SBB picks Siemens — and sparks Swiss anger

Swiss Federal Railways (SBB) has awarded Siemens Mobility a CHF 2.0 billion contract for up to 200 double-deck trains — and triggered the sharpest public clash over rail procurement in recent Swiss history. What began as a routine fleet tender has become a national debate about industrial policy, tax-funded contracts, and whether Switzerland should protect its last domestic train manufacturer.
SBB announced on Friday, 7 November, that Siemens had submitted the “most advantageous offer under public procurement law” for 116 six-car electric trainsets, with options for 84 more. The double-decker trains will be built in Germany from 2028 and enter service from 2031, serving Zürich’s S-Bahn and regional routes in western Switzerland.
SBB cited Siemens’ operational track record with comparable platforms in Germany and the lower deployment risk of technology already proven in high-frequency service environments.
“A black day for Switzerland”
Stadler Rail — Switzerland’s last remaining train manufacturer — reacted within hours of the announcement, issuing an unusually direct statement:
“We are disappointed and surprised by SBB’s decision.
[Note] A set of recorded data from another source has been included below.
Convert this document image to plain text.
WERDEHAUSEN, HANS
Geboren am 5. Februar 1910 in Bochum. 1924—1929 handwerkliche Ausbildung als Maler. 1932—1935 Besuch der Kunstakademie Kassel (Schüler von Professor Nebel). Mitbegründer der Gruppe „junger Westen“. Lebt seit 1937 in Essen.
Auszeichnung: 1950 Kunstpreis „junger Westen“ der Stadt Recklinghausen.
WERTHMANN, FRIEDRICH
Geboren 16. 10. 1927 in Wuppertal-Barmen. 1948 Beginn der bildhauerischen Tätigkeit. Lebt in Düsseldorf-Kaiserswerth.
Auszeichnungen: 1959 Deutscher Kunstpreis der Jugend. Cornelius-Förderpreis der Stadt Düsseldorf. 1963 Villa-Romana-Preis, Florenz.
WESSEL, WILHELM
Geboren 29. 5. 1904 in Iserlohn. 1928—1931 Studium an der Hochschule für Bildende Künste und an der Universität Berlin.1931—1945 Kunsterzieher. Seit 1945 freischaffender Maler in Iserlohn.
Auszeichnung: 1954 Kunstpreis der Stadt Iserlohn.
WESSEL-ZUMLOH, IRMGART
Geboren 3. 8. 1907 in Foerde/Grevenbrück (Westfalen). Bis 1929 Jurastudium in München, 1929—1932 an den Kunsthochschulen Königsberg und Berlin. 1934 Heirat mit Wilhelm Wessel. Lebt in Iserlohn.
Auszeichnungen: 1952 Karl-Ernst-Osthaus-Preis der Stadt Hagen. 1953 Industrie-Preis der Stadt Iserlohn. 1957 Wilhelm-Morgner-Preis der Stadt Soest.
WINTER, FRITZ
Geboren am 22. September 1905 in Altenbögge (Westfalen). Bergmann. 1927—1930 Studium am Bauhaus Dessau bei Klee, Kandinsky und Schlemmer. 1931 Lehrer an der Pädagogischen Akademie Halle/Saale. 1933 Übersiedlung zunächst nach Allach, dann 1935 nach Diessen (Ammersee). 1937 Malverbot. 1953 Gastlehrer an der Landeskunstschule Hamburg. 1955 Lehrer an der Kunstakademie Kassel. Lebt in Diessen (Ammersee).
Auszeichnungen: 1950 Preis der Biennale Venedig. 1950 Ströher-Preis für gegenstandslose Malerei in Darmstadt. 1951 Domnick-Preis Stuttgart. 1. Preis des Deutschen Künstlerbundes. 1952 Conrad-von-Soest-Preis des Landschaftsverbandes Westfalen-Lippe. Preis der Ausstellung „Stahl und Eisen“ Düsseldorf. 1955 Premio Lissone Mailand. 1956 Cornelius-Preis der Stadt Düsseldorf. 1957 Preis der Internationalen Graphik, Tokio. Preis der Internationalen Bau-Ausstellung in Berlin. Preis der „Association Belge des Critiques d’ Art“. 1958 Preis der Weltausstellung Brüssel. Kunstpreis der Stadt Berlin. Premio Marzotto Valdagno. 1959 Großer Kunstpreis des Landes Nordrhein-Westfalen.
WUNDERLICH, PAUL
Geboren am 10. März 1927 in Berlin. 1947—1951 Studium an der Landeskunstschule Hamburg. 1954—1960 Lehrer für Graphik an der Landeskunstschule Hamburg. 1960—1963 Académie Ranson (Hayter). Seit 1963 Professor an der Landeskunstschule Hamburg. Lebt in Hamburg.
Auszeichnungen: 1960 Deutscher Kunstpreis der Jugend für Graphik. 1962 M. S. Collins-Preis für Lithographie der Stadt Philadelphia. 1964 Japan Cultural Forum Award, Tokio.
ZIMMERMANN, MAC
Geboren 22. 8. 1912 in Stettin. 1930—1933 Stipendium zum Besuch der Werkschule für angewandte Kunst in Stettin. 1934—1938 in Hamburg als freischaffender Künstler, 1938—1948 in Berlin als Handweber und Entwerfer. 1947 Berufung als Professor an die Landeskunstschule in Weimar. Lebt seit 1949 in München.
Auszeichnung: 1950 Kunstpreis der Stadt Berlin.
It is a setback for Switzerland’s industrial base.” The company went on to say it would now carefully analyse SBB’s reasoning.
The reaction extended beyond Stadler’s official statement:
On LinkedIn, one commenter called the decision “a slap in the face of Swiss industry” — arguing that a multi-billion-franc order financed by taxpayers should have stayed in Switzerland to support jobs, apprenticeships, and local suppliers.
Within 24 hours, the post had drawn hundreds of comments, many echoing the view that state-owned operators should prioritise domestic industrial capacity when public funds are involved.
What SBB calculated differently
While Switzerland is not an EU country, it sits at the centre of Europe’s rail network. And SBB’s choice follows procurement patterns now standard across the EU: predictable life-cycle costs, interoperable technology, and supplier neutrality alongside upfront price and environmental impact.
Switzerland’s public procurement law requires operators to select the ‘most advantageous’ bid, not the domestic one — just like EU member states.
Its a stress test for European procurement logic
Big picture: Across Europe, operators increasingly favour standardised platforms with proven multi-market deployments over bespoke national designs. Fewer variants mean lower costs, faster approvals, and shared maintenance infrastructure.
Quick take: But Switzerland’s debate exposes the limits of the framework. When a state-owned railway uses tax money to buy foreign trains while a domestic manufacturer claims it can deliver equivalent quality, the economic argument meets political resistance — especially in a country proud of its engineering tradition.
Whats next: Stadler’s “we will analyse” language keeps legal options open without committing to a fight. In practice, SBB’s decision is a commercial one, and it would be highly unusual for a Swiss court to force a national operator to reopen it.
But: The question is whether Switzerland’s political system will accept this logic — or demand a different choice between efficiency and economic sovereignty.